La scène se passe en fin de soirée (ou le lendemain matin très tôt, selon les points de vue), sur la chatbox d'un forum par ailleurs très chouette et que je vous conseille vivement(1). Quelqu'un lance une plaisanterie impliquant une opposition entre le fait d'être chaste et celui d'avoir des enfants ; je réponds machinalement qu'il n'y en a pas (d'opposition).
Quelqu'un me soutient que si ; bon, je vais lui chercher la définition sur le TLFi soutenant mon point de vue. Il me répond qu'il ne fait pas confiance en n'importe quel dictionnaire (What?) et que son dictionnaire (papier) de l'Académie française lui indique le contraire. Il ne s'agit pas ici d'un bête problème de polysémie, puisqu'il indique que son dictionnaire ne mentionne qu'un seul sens possible.
Devant une contradiction entre deux sources, le premier réflexe qui me vient à l'esprit est d'en chercher une autre pour vérifier. L'Académie accepte les mails de questionnement, je lui suggère donc de les contacter. Il refuse, prétextant que, puisque son dictionnaire vient de l'académie, il est inutile de le leur demander.
Soit ; je propose donc de le faire moi-même, ne serait-ce que pour vérifier la validité de la définition dans le TLF. C'est toujours important, de savoir si un dictionnaire est crédible ou pas (et, bon, le TLF n'est pas « n'importe quel » dictionnaire, non plus). Je lui demande donc, histoire de contextualiser la demande, la référence précise de son dictionnaire.
Il répond qu'il l'a rangé entre temps, et qu'aller le chercher risquerait de faire trop de bruit. Étant donné qu'il est une heure du matin, j'accepte ses contraintes et lui demande de me renvoyer cette adresse le lendemain, quand ce sera moins sensible. Le lendemain, je prépare mon message à l'Académie, et, n'ayant pas de nouvelles, lui envoie un rapide message de rappel.
Je vous le cite avec sa réponse, que vous puissiez juger :
Salut,
pourrais-tu me filer la référence exacte du dictionnaire et la citation complète de la définition, stp ?
Elzen, il paraît que t'es prof mais ton comportement n'est pas celui d'un prof.
Continuer un débat ridicule comme celui-ci fait à une heure toute aussi ridicule est plus un exemple d'immaturité.
Le Débat est clos pour moi.
Dans cet exemple, le sujet du débat lui-même est tout-à-fait secondaire. Il se trouve finalement que j'avais raison, mais cela n'a aucune importance : ce qui compte ici est ce que cet exemple révèle sur nos comportements.

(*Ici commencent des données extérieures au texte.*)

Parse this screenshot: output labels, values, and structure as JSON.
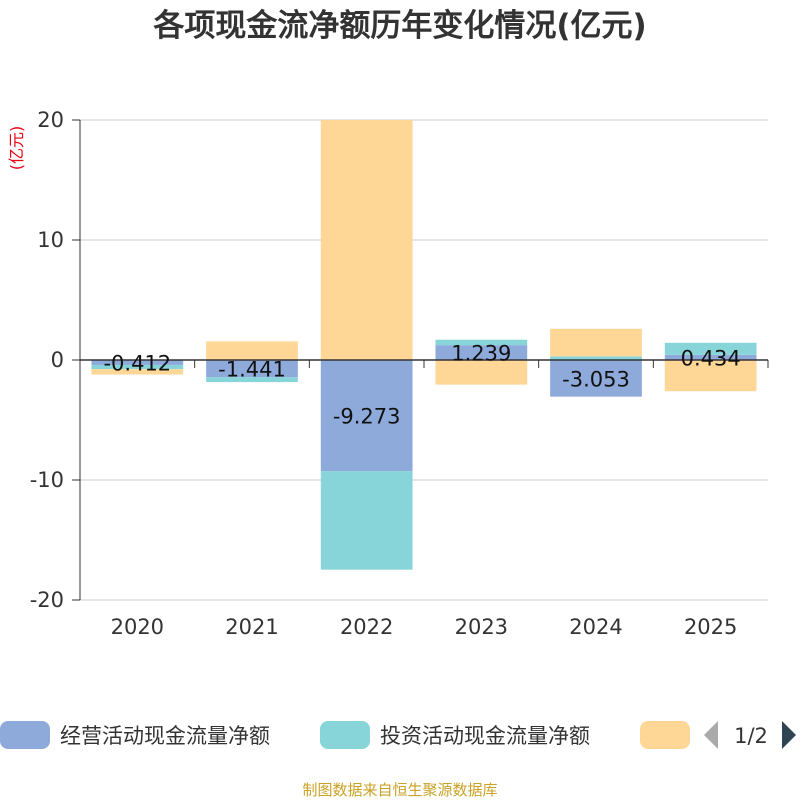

Nous avons ici une oppositions de points de vue sur un sujet aisément vérifiable (il « suffit » de contacter l'Académie et d'attendre leur réponse, inutile d'en dire plus). L'enjeu, plus que le simple sens du mot concerné, est la fiabilité de nos sources : manifestement, si deux sources s'opposent ainsi, l'une doit se tromper ; et il est important de savoir si l'on peut, ou non, faire confiance aux outils que l'on utilise.
Je relève trois choses(2) dans son dernier message : d'une part, un recours totalement inapproprié à ma profession (quel serait ce comportement « de prof » que je serais censé appliquer lorsque je discute avec des camarades en dehors de toute obligation professionnelle, et en quoi le fait de chercher à vérifier les informations reçues serait contradictoire avec ce comportement ?).
D'autre part, une notion de « continuer le débat » assez particulière, puisque je ne lui demandais qu'une information unique me permettant de vérifier lequel de nous deux avait raison, sans plus de participation de sa part. Au contraire, la vérification est ce qui permet de clore le débat, puisqu'elle apporte une réponse définitive au lieu de la laisser en suspend.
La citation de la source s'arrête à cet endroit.